I bought a new machine for research and it has 12 Physical CPUs (24 logical CPU’s), and I wanted to process a 3D model written as vtu files. What I have is 12 vtu’s, all referenced in a single .pvtu file to read it in parallel in ParaView.
When I open the .pvtu file in ParaView 5.8 (direct download from compiled version on Mac), the ParaView distributes the data only to 12 CPUs (as VtkProcessID is between 0 and 11, so 12 CPUs), although I have 24 pvserver actively working with it (autoMPI Limit=24).
Do you have any idea why it’s doing so?
ParaView will only read one file into one process. Otherwise, especially on supercomputers, you would have horrible interprocess communication. This is true for VT* files and Exodus. So, 12 files get read into 12 processes.

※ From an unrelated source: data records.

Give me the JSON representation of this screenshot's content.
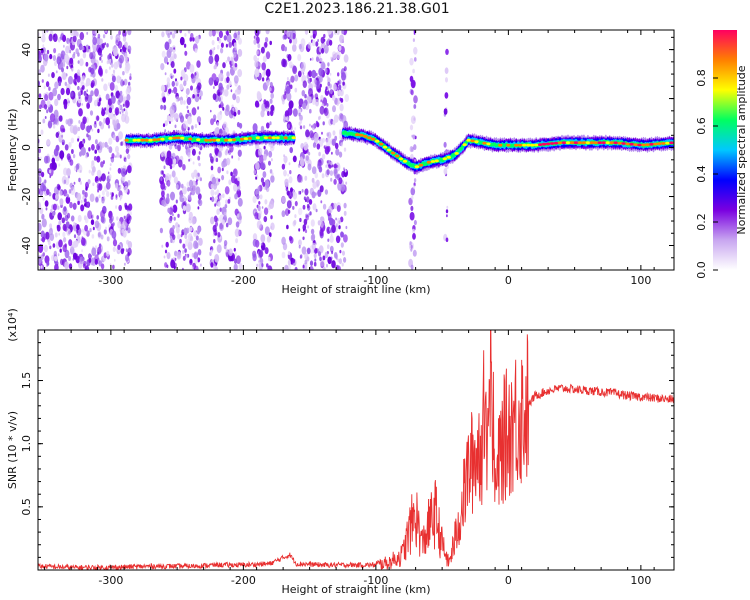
{
  "title": "C2E1.2023.186.21.38.G01",
  "chart_data": [
    {
      "type": "heatmap",
      "xlabel": "Height of straight line (km)",
      "ylabel": "Frequency (Hz)",
      "xlim": [
        -355,
        125
      ],
      "ylim": [
        -50,
        48
      ],
      "xticks": [
        -300,
        -200,
        -100,
        0,
        100
      ],
      "yticks": [
        -40,
        -20,
        0,
        20,
        40
      ],
      "colorbar": {
        "label": "Normalized spectral amplitude",
        "range": [
          0.0,
          1.0
        ],
        "ticks": [
          "0.0",
          "0.2",
          "0.4",
          "0.6",
          "0.8"
        ],
        "colors": [
          "#ffffff",
          "#c8a6f0",
          "#7a00e0",
          "#0000ff",
          "#00c8ff",
          "#00ff60",
          "#ffff00",
          "#ff8000",
          "#ff0060"
        ]
      },
      "noise_bands_km": [
        [
          -355,
          -285
        ],
        [
          -262,
          -232
        ],
        [
          -225,
          -202
        ],
        [
          -192,
          -178
        ],
        [
          -170,
          -160
        ],
        [
          -158,
          -122
        ],
        [
          -74,
          -70
        ],
        [
          -48,
          -46
        ]
      ],
      "ridge": {
        "x": [
          -288,
          -270,
          -250,
          -230,
          -210,
          -190,
          -170,
          -162,
          -125,
          -110,
          -100,
          -90,
          -80,
          -70,
          -60,
          -50,
          -40,
          -30,
          -20,
          -10,
          0,
          20,
          40,
          60,
          80,
          100,
          125
        ],
        "y": [
          3,
          3,
          4,
          3,
          3,
          4,
          4,
          4,
          6,
          5,
          3,
          -1,
          -5,
          -8,
          -6,
          -5,
          -3,
          3,
          2,
          1,
          1,
          1,
          2,
          2,
          2,
          1,
          2
        ]
      }
    },
    {
      "type": "line",
      "xlabel": "Height of straight line (km)",
      "ylabel": "SNR (10 * v/v)",
      "multiplier": "(x10⁴)",
      "xlim": [
        -355,
        125
      ],
      "ylim": [
        0.0,
        1.9
      ],
      "xticks": [
        -300,
        -200,
        -100,
        0,
        100
      ],
      "yticks": [
        "0.5",
        "1.0",
        "1.5"
      ],
      "color": "#e83030",
      "x": [
        -355,
        -330,
        -300,
        -270,
        -240,
        -220,
        -200,
        -180,
        -165,
        -160,
        -140,
        -120,
        -100,
        -90,
        -80,
        -75,
        -70,
        -65,
        -60,
        -55,
        -50,
        -45,
        -40,
        -35,
        -30,
        -25,
        -20,
        -15,
        -12,
        -10,
        -5,
        0,
        5,
        10,
        15,
        20,
        30,
        40,
        50,
        60,
        70,
        80,
        90,
        100,
        110,
        125
      ],
      "y": [
        0.03,
        0.02,
        0.02,
        0.03,
        0.03,
        0.04,
        0.04,
        0.05,
        0.12,
        0.05,
        0.04,
        0.04,
        0.04,
        0.06,
        0.12,
        0.3,
        0.45,
        0.2,
        0.35,
        0.45,
        0.2,
        0.05,
        0.25,
        0.5,
        0.8,
        0.9,
        1.0,
        1.2,
        1.3,
        0.6,
        1.0,
        1.1,
        1.2,
        1.25,
        1.3,
        1.38,
        1.42,
        1.44,
        1.43,
        1.42,
        1.41,
        1.4,
        1.38,
        1.37,
        1.36,
        1.35
      ]
    }
  ]
}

The only file format that I know of that will efficiently “spread” around numerous processes is a .raw file format.
Thanks for the reply. When I use 6 CPU’s, ParaView doesn’t read one file into one process. It reads 2 files into one process. If this is possible, then it should also be possible to distribute 12 files into 24 CPU’s.
Of course. You can always have multiple files read into each process. For instance, you could have all 12 files read into one process.
ParaView is an opensource product, and of course stands on the shoulders of it’s users. If you would like to contribute a modification of the VTM reader, we would appreciate it…
It’s a nice invitation, but I am not that kind of a guy who can modify a code or sth.
Reading two files onto one process and appending the results is an easier problem than partitioning one file onto two processes (or at least there are more decisions to make with the latter problem).
You can use the Redistribute DataSet filter to repartition the data from 12 processes to all 24.
If I Redistribute DataSet to 24 Cores, which were already distributed to 12 Cores once we first uploaded it to ParaView, then I would have 2 Datasets available in ParaView Pipeline Browser, they are common copy, one is distributed to 12 Cores of my computer, and the other is distributed to 24 Cores of the same computer. I feel like I am losing in efficiency by doubling the data and making two different distributions. What do you think?
Indeed, that is a concern. One way to get around it is to save out the dataset from the 24 processors, reset ParaView, and load in the single data set.
@ofbodur : If I can add something, when working with Parallel VTK format, you should always generate the finest grain you may need at any point, as the readers are unable to redistribute the data, but can combine partitions together.
Thanks Mathieu and Cory. Using D3 filter, which distributes the dataset to the # of processors that I opened with paraview (pvserver), I was able to save the data as already distributed to 24 cpus. I also uploaded the 24-cpus-distributed-data (pvtu) to Paraview with only 12 cpu’s activated (AutoMpi=12). However, the distribution of data to cpu’s were not even, which is fine for now.
Also, when I save it as a state file, I hope the number of cpu’s don’t matter… Otherwise, it will very hard to share a state file.
Number of cpu do not matter for state files.
Thanks @mwestphal it’s very useful to have that.
Does the operation system matter for state files ? For example, if I share a state file created in MacOS, can someone open it in Windows using the same version of ParaView?
OS does not matter and state files are cross platform.
The only limitations is ParaView versions. It is in general supported to open a state file with a newer version of ParaView, it is never supported to open a state file with an older version of ParaView.